Para pakar hukum muslim menggunakan ungkapan-ungkapan yang samar semisal iqâmât amr al-dîn (menegakkan urusan-urusan agama), izhâr al-dîn (memanifestasikan agama), dan al-qiyâm bi wâjibât al-islâm (melaksanakan kewajiban-kewajiban agama Islam) untuk menggambarkan berapa banyak kebebasan beragama yang harus eksis sebelum menetapnya seorang muslim di negeri-negeri non-muslim dianggap legal. Ungkapan-ungkapan ini tampaknya membuang seluruh determinasi legalitas menetap [di wilayah tertentu] atas landasan kasus-perkasus. Berapa banyak praktik keagamaan dianggap cukup sebelum menetapnya seorang muslim dapat dianggap legal akan bergantung pada keadaan-keadaan khusus dan masing-masing kasus diwajibkan untuk mengungkapkan fakta-faktanya.

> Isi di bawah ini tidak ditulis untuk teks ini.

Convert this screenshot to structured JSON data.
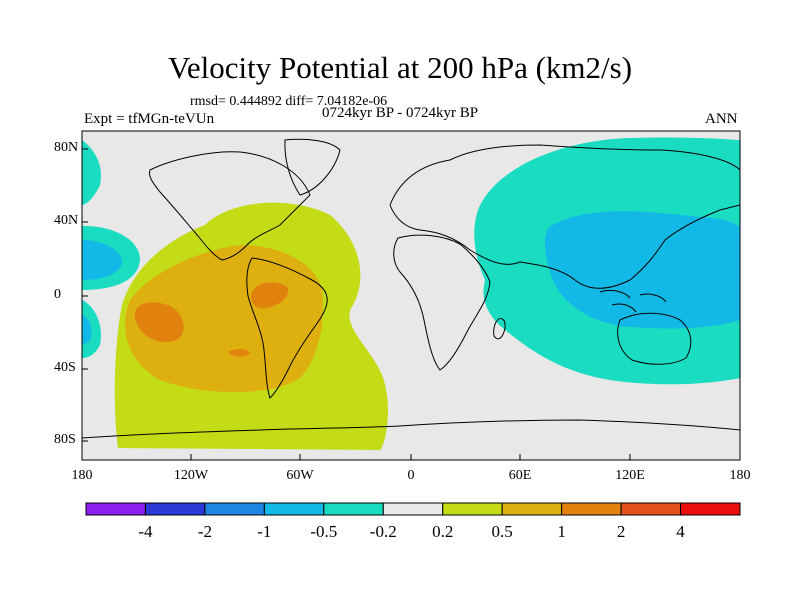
{
  "title": "Velocity Potential at 200 hPa (km2/s)",
  "stats": "rmsd= 0.444892 diff= 7.04182e-06",
  "experiment": "Expt = tfMGn-teVUn",
  "period": "0724kyr BP - 0724kyr BP",
  "season": "ANN",
  "y_ticks": [
    "80N",
    "40N",
    "0",
    "40S",
    "80S"
  ],
  "x_ticks": [
    "180",
    "120W",
    "60W",
    "0",
    "60E",
    "120E",
    "180"
  ],
  "colorbar": {
    "labels": [
      "-4",
      "-2",
      "-1",
      "-0.5",
      "-0.2",
      "0.2",
      "0.5",
      "1",
      "2",
      "4"
    ],
    "colors": [
      "#8a1ff0",
      "#2b3ad6",
      "#1e86e0",
      "#13b9e6",
      "#19dcc0",
      "#e8e8e8",
      "#c3dc15",
      "#ddb010",
      "#e2820e",
      "#e4501a",
      "#ea0e0e"
    ]
  },
  "palette": {
    "land_neutral": "#e8e8e8",
    "green": "#c3dc15",
    "orange": "#ddb010",
    "dark_orange": "#e2820e",
    "cyan": "#19dcc0",
    "light_blue": "#13b9e6"
  }
}
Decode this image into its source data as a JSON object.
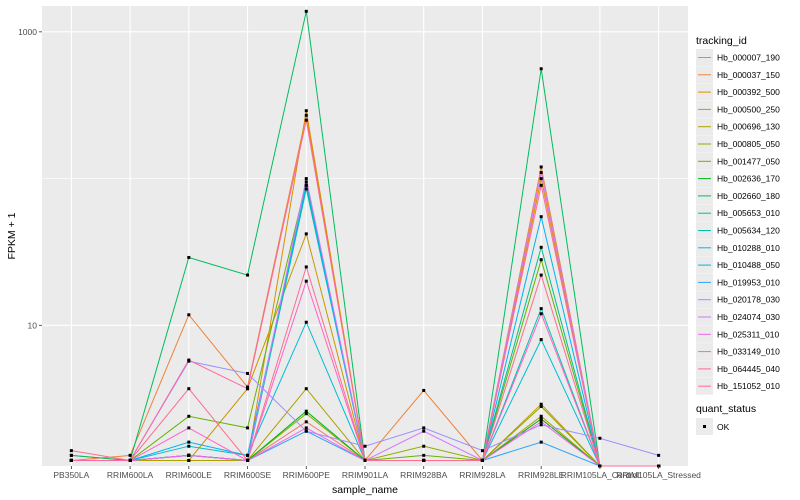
{
  "chart_data": {
    "type": "line",
    "xlabel": "sample_name",
    "ylabel": "FPKM + 1",
    "y_scale": "log10",
    "ylim": [
      1.1,
      1500
    ],
    "y_ticks": [
      10,
      1000
    ],
    "grid": true,
    "legend_position": "right",
    "categories": [
      "PB350LA",
      "RRIM600LA",
      "RRIM600LE",
      "RRIM600SE",
      "RRIM600PE",
      "RRIM901LA",
      "RRIM928BA",
      "RRIM928LA",
      "RRIM928LE",
      "RRIM105LA_Control",
      "RRIM105LA_Stressed"
    ],
    "legend": {
      "color_title": "tracking_id",
      "shape_title": "quant_status",
      "shape_label": "OK"
    },
    "series": [
      {
        "name": "Hb_000007_190",
        "color": "#F8766D",
        "values": [
          1.3,
          1.2,
          1.3,
          1.2,
          2.2,
          1.2,
          1.2,
          1.2,
          2.3,
          1.1,
          1.1
        ]
      },
      {
        "name": "Hb_000037_150",
        "color": "#EC8239",
        "values": [
          1.2,
          1.3,
          11.8,
          3.8,
          270,
          1.2,
          3.6,
          1.2,
          120,
          1.1,
          1.1
        ]
      },
      {
        "name": "Hb_000392_500",
        "color": "#DB8E00",
        "values": [
          1.2,
          1.2,
          1.3,
          1.2,
          290,
          1.2,
          1.2,
          1.2,
          100,
          1.1,
          1.1
        ]
      },
      {
        "name": "Hb_000500_250",
        "color": "#C79800",
        "values": [
          1.2,
          1.2,
          1.2,
          3.7,
          42,
          1.2,
          1.2,
          1.2,
          2.9,
          1.1,
          1.1
        ]
      },
      {
        "name": "Hb_000696_130",
        "color": "#AEA200",
        "values": [
          1.2,
          1.2,
          1.2,
          1.2,
          3.7,
          1.2,
          1.2,
          1.2,
          2.4,
          1.1,
          1.1
        ]
      },
      {
        "name": "Hb_000805_050",
        "color": "#8FAA00",
        "values": [
          1.2,
          1.2,
          1.3,
          1.2,
          2.5,
          1.2,
          1.5,
          1.2,
          2.8,
          1.1,
          1.1
        ]
      },
      {
        "name": "Hb_001477_050",
        "color": "#64B200",
        "values": [
          1.2,
          1.2,
          2.4,
          2.0,
          95,
          1.2,
          1.3,
          1.2,
          28,
          1.1,
          1.1
        ]
      },
      {
        "name": "Hb_002636_170",
        "color": "#00B81B",
        "values": [
          1.2,
          1.2,
          1.3,
          1.2,
          2.6,
          1.2,
          1.2,
          1.2,
          2.3,
          1.1,
          1.1
        ]
      },
      {
        "name": "Hb_002660_180",
        "color": "#00BD5C",
        "values": [
          1.3,
          1.2,
          29,
          22,
          1380,
          1.2,
          1.2,
          1.2,
          560,
          1.1,
          1.1
        ]
      },
      {
        "name": "Hb_005653_010",
        "color": "#00C08E",
        "values": [
          1.2,
          1.2,
          1.3,
          1.2,
          90,
          1.2,
          1.2,
          1.2,
          34,
          1.1,
          1.1
        ]
      },
      {
        "name": "Hb_005634_120",
        "color": "#00C1B2",
        "values": [
          1.2,
          1.2,
          1.3,
          1.2,
          85,
          1.2,
          1.2,
          1.2,
          13,
          1.1,
          1.1
        ]
      },
      {
        "name": "Hb_010288_010",
        "color": "#00BCD6",
        "values": [
          1.2,
          1.2,
          1.5,
          1.3,
          10.5,
          1.2,
          1.2,
          1.2,
          8.0,
          1.1,
          1.1
        ]
      },
      {
        "name": "Hb_010488_050",
        "color": "#00B3F2",
        "values": [
          1.2,
          1.2,
          1.6,
          1.3,
          90,
          1.2,
          1.2,
          1.2,
          55,
          1.1,
          1.1
        ]
      },
      {
        "name": "Hb_019953_010",
        "color": "#29A3FF",
        "values": [
          1.2,
          1.2,
          1.3,
          1.2,
          1.9,
          1.2,
          1.2,
          1.2,
          1.6,
          1.1,
          1.1
        ]
      },
      {
        "name": "Hb_020178_030",
        "color": "#9C8DFF",
        "values": [
          1.2,
          1.2,
          5.7,
          4.7,
          1.9,
          1.5,
          2.0,
          1.4,
          2.1,
          1.7,
          1.3
        ]
      },
      {
        "name": "Hb_024074_030",
        "color": "#D277FF",
        "values": [
          1.2,
          1.2,
          1.3,
          1.2,
          100,
          1.2,
          1.9,
          1.2,
          110,
          1.1,
          1.1
        ]
      },
      {
        "name": "Hb_025311_010",
        "color": "#F166E8",
        "values": [
          1.2,
          1.2,
          1.3,
          1.2,
          2.0,
          1.2,
          1.2,
          1.2,
          2.2,
          1.1,
          1.1
        ]
      },
      {
        "name": "Hb_033149_010",
        "color": "#FF61C7",
        "values": [
          1.2,
          1.2,
          2.0,
          1.2,
          20,
          1.2,
          1.2,
          1.2,
          12,
          1.1,
          1.1
        ]
      },
      {
        "name": "Hb_064445_040",
        "color": "#FF689E",
        "values": [
          1.2,
          1.2,
          5.8,
          3.7,
          250,
          1.2,
          1.2,
          1.2,
          90,
          1.1,
          1.1
        ]
      },
      {
        "name": "Hb_151052_010",
        "color": "#FF6C91",
        "values": [
          1.4,
          1.2,
          3.7,
          1.2,
          25,
          1.2,
          1.2,
          1.2,
          22,
          1.1,
          1.1
        ]
      }
    ]
  }
}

Rasyid Ridha telah menasihati kaum muslim Bosnia bahwa mereka adalah para hakim terbaik bagi persoalan-persoalan mereka sendiri. Mungkin sikap yang sama terletak di balik ketidakjelasan para pakar hukum muslim mengenai persoalan ini: mereka secara sengaja tidak menjelaskan tentang berapa banyak hukum Islam yang harus dipraktikkan sebelum menetapnya minoritas-minoritas muslim dapat dianggap sebagai legal karena tidak mudah untuk mengartikulasikan standar-standar yang ketat dan spesifik mengenai persoalan tersebut.
Ketika para pakar hukum Syafi’i disuguhi kasus-kasus aktual di mana minoritas muslim mampu melaksanakan aspek-aspek agama tertentu tetapi tidak mampu menunaikan kewajiban-kewajiban lainnya dengan tepat, para pakar hukum ini tetap bersikukuh bahwa hijrah dari wilayah non-muslim di mana minoritas muslim tinggal tidak diperlukan. Dalam salah satu kasus semacam ini kaum muslim Malibar memberitahukan kepada pakar hukum Syafi’i Ibn Hajar al-Haytami (w. 1566-67) bahwa mereka mampu melaksanakan salat dan puasa, tetapi tidak mampu memberikan perlindungan kepada orang-orang Kristen yang memeluk agama Islam. Jika mereka memberi perlindungan kepada para muallaf Kristen, niscaya mereka akan mendapatkan perlakukan yang semena-mena dan menindas.
Pertanyaannya adalah, haruskah mereka memberikan perlindungan kepada para muallaf tersebut dan menanggung akibatnya, yang mungkin saja mereka akan diusir dari kampung halaman mereka? Ibn Hajar memberikan tanggapan bahwa, dalam kondisi seperti itu, mereka tidak diwajibkan untuk memberi perlindungan dan harus tetap menetap di Malibar. Salah satu kewajiban moral yang paling fundamental bagi seorang muslim adalah membantu dan melindungi kaum muslim lainnya. Diriwayatkan Nabi pernah bersabda, “Seorang muslim adalah saudara bagi muslim lainnya; dia tidak boleh menyakitinya, atau menyerahkannya kepada musuh. Barang siapa melepaskan penderitaan seorang muslim maka Allah akan melepaskan salah satu penderitaannya. …” Akan tetapi, kepentingan umum minoritas muslim di Malibar mengandaikan pengecualian atas kewajiban moral ini, dan pengecualian ini tidak dapat didapatkan tanpa mempertimbangkan kondisi-kondisi khusus minoritas tersebut.